Rencontre avec le premier tatoueur de France.
Bruno
Cuzzicoli désormais jeune octogénaire honora de sa présence le
deuxième festival. L’homme fut un pionnier dans l’art de
l’encrage. Il fut le premier à poser une enseigne de tatoueur au
fronton d’une échoppe. Le premier en tout ce qui concerne cette
profession. L’entretien s’est tenu au sortir de la conférence
qui lui rendit hommage et lui accorda la paternité du tatouage
moderne. Rencontre au débotté entre deux véhicules d’un autre
temps notamment une jeep de 1943. « Ce que je pense d’une
telle manifestation comme ce festival de tatouage, c’est une pure
folie que d’avoir inventé une telle réunion. Il a fallu un grand
courage, de l’inconscience et de l’intelligence pour mobiliser
ainsi un village, toute une région... L’organisateur c’est un
sacré gars. Il fait un coup magistral. Des petits mecs comme lui il
en faut, pas seulement dans le tatouage pour faire avancer les
choses... C’est toujours par pure folie que les choses se font et
changent les mentalités... Mon émotion pendant la conférence
n’était pas due aux 150 participants, mais le fait que l’on
m’accorde la paternité du tatouage moderne. Tous ces jeunes,
toutes ces vedettes qui vous disent que je les ai inspirés dans leur
passion, leur profession, ça vous étreint et vous chialez de
respect. C’est pareil pour tout le monde... Ce que j’ai fait
c’est par simple passion avec l’inconscience de la jeunesse. Je
n’ai jamais rien revendiqué... Le tatouage moderne cinquante ans
plus tard a évolué, aujourd’hui pour peu que vous ayez un
employeur intelligent face à vous, si vous avez un tatouage ce ne
sera pas une mauvaise raison
pour ne pas vous embaucher. Un patron
tolère un employé tatoué... La vie, enfin ma vie a invariablement
tourné autour des trois mêmes points : la recherche d'autre
chose, l’insouciance, la curiosité, pour moi ce fut le tatouage...

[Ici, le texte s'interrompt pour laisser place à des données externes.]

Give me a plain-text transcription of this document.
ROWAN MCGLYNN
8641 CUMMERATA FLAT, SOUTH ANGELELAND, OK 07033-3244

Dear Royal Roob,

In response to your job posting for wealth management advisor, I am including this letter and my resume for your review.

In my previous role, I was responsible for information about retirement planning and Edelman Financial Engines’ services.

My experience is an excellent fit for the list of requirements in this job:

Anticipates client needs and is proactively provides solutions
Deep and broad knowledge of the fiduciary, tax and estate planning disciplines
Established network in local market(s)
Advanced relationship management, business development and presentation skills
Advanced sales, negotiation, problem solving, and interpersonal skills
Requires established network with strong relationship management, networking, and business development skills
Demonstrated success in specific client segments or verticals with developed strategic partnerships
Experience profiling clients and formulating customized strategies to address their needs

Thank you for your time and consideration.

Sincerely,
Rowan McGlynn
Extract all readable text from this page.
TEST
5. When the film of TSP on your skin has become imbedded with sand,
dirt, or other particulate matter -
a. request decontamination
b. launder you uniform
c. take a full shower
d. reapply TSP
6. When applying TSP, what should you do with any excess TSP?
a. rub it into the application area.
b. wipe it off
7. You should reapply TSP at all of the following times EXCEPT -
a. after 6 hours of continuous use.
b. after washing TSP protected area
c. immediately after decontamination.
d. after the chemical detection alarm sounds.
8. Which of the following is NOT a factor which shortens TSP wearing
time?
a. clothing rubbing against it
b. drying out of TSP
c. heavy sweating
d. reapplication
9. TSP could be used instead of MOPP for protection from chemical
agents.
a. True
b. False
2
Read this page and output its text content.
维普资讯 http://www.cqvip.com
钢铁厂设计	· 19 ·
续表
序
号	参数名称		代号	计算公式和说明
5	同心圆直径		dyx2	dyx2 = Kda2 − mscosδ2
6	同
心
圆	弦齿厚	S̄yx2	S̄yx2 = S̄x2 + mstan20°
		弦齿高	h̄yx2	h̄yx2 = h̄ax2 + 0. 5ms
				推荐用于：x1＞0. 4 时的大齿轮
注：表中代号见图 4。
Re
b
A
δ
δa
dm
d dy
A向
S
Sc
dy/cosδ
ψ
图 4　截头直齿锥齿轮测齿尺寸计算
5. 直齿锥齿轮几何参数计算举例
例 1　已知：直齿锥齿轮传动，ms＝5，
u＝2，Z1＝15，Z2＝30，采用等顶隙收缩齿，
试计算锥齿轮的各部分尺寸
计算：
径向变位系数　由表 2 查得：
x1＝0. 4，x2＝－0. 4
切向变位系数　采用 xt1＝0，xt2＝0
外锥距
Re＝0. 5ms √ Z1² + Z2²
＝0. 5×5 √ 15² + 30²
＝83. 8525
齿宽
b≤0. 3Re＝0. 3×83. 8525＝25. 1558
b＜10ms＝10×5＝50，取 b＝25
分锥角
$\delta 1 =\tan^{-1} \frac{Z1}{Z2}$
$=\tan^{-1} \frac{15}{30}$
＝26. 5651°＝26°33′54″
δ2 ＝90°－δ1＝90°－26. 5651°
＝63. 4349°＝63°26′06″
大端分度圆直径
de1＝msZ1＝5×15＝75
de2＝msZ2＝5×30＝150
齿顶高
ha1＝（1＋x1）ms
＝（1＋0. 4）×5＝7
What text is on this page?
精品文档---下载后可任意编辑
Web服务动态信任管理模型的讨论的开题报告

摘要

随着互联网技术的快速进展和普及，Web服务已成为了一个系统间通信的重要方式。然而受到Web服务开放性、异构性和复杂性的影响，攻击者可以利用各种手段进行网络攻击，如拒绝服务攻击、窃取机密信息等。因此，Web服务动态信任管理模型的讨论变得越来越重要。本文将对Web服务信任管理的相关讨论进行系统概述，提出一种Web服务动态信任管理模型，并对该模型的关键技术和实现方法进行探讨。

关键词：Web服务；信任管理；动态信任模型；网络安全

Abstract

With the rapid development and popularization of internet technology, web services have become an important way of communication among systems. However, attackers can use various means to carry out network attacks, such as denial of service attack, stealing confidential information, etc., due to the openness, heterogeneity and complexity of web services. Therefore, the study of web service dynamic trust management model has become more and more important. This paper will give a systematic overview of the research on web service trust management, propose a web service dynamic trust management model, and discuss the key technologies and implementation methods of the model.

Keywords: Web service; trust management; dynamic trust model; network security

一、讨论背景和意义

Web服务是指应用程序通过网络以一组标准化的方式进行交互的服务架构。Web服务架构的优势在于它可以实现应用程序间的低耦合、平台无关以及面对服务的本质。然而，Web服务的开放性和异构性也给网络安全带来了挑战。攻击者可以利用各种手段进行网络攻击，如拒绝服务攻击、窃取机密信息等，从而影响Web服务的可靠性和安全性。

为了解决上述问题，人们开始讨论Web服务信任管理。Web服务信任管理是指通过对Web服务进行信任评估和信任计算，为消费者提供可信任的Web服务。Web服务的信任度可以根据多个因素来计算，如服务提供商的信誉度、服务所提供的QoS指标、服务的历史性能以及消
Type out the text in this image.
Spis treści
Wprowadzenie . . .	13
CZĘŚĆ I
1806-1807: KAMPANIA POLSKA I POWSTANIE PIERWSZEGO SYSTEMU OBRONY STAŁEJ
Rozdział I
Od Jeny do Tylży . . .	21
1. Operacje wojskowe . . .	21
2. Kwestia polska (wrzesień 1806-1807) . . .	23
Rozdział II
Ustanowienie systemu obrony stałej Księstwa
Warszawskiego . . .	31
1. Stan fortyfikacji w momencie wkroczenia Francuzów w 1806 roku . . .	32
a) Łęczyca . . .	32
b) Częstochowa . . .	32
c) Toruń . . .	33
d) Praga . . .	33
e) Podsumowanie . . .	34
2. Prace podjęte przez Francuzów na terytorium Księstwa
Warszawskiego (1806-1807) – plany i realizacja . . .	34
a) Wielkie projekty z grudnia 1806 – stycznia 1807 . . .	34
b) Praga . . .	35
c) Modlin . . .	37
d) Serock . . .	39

Et ce que j’ai le mieux réussi ça vous étonnera sans doute c’est
mon mariage, mes épousailles... » Il aura à ce moment-là
un regard complice vers son épouse à quelques mètres de nous. Elle
même originaire du Nord Aveyron, connaît Chaudes-Aigues depuis
l'enfance. Il détournera la conversation vers la Jeep toute proche,
félicitera « le gamin » qui l’a retapé « Lui
aussi est inconscient en réparant cette voiture dont je me suis
servi en Algérie. Pour moi c’est inconduisible un truc pareil...
C’était la guerre. » Notre entretien s’arrêtera là,
la rançon de la gloire l’appelle. Monsieur Bruno, drôle de
bonhomme avec une philosophie singulière qui l’a amené au
tatouage après avoir donné dans la pomme de terre... « Intermittent
de la patate » comme il se plaît à le répéter. Après
ce parcours on ne peut qu'adhérer à l'hommage rendu... P.P.